Gelembung properti telah memicu kenaikan harga tanah. Spekulasi tanah makin meluas yang belakangan menyulitkan banyak orang untuk mendapatkan tanah untuk keperluan usaha.
Spekulasi tanah telah membawa dampak signifikan terhadap kesulitan pemerintah mendapatkan lahan bagi berbagai proyek strategis nasional.
Gelembung properti adalah anomali karena faktanya saat ini di kota-kota besar, banyak properti tidak terjual. Di Jakarta misalnya diperkirakan lebih dari 70 persen bangunan kosong, diperkirakan hampir separuh rumah yang dikembangkan tidak berpenghuni.
Alasan utamanya adalah harga rumah yang belum terjangkau oleh pendapatan masyarakat.
Sementara data lain yang dikemukakan BPS masih banyak orang Indonesia yang belum memiliki rumah. Hanya 65,25 persen rumah tangga di Indonesia yang memiliki akses terhadap hunian layak sesuai indikator yang dibuat pemerintah. Sementara angka
backlog perumahan tahun 2023 mencapai 9,9 juta.
Jadi masalahnya adalah masyarakat butuh rumah yang layak, tapi tidak punya uang untuk dapat mewujudkannya.
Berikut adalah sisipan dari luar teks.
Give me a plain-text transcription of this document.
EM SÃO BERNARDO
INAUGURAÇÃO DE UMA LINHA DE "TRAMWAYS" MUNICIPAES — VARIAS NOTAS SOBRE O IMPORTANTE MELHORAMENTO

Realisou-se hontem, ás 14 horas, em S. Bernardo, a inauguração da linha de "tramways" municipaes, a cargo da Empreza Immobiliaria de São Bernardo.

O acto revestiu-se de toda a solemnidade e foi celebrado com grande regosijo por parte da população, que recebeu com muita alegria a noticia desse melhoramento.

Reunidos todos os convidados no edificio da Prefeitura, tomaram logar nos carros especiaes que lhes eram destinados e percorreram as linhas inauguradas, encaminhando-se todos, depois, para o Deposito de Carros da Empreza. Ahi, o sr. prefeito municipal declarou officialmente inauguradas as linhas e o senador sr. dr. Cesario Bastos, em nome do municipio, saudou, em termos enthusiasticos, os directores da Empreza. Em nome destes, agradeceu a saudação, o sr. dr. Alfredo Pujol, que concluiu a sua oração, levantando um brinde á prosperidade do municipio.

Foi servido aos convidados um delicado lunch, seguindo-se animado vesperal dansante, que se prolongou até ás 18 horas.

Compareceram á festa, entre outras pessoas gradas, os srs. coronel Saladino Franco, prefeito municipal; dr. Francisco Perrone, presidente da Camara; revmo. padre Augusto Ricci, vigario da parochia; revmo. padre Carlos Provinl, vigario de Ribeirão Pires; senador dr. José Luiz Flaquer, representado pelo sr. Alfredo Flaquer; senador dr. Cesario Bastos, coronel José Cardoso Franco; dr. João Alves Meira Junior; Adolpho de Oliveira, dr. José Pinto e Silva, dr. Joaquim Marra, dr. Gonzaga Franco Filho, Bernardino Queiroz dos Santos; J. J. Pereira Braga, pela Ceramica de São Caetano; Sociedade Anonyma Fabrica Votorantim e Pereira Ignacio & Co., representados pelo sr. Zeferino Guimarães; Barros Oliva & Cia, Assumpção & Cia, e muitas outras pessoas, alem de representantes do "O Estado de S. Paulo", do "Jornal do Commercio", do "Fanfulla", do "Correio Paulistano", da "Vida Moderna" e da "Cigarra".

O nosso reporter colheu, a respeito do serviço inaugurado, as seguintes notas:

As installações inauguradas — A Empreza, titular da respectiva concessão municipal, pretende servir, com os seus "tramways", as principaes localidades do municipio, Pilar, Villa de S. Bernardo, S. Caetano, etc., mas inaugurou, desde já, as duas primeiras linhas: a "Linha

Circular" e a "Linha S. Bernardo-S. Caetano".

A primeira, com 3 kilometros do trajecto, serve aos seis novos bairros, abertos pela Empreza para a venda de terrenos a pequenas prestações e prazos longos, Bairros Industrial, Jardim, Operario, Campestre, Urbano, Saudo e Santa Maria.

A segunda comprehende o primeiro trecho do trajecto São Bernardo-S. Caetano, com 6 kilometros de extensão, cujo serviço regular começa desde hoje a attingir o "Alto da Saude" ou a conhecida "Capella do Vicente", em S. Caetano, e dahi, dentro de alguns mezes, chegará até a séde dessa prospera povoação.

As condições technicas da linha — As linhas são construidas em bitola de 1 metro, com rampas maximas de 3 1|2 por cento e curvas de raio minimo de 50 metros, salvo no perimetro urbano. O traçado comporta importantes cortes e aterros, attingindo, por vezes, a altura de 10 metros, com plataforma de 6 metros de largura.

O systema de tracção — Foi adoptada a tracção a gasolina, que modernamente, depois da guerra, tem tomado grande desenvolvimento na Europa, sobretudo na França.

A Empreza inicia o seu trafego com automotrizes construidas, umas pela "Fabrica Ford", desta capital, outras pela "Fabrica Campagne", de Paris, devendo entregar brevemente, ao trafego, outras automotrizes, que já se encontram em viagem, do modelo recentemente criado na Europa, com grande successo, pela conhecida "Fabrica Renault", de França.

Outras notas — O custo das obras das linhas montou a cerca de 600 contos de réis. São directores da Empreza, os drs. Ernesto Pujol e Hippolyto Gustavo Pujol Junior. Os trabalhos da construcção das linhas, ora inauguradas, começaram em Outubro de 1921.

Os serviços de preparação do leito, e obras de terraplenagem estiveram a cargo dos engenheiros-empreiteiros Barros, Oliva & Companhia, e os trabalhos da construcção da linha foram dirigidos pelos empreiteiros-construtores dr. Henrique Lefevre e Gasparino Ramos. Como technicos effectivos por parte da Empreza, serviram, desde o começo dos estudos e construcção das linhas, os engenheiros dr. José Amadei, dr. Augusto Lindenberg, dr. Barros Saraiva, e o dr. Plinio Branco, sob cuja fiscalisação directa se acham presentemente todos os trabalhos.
Nah sekarang di tengah pelemahan ekonomi yang dipicu juga oleh pelemahan sektor perumahan atau properti akibat masalah keuangan, sosial dan politik nasional, maka hanya pemerintah yang dapat mengambil alih memimpin jalannya kembali pembangunan perumahan rakyat.
Indonesia pernah punya sejarah sukses dalam bidang ini. (berlanjut)
Penulis adalah Direktur Asosiasi Ekonomi Politik Indonesia (AEPI)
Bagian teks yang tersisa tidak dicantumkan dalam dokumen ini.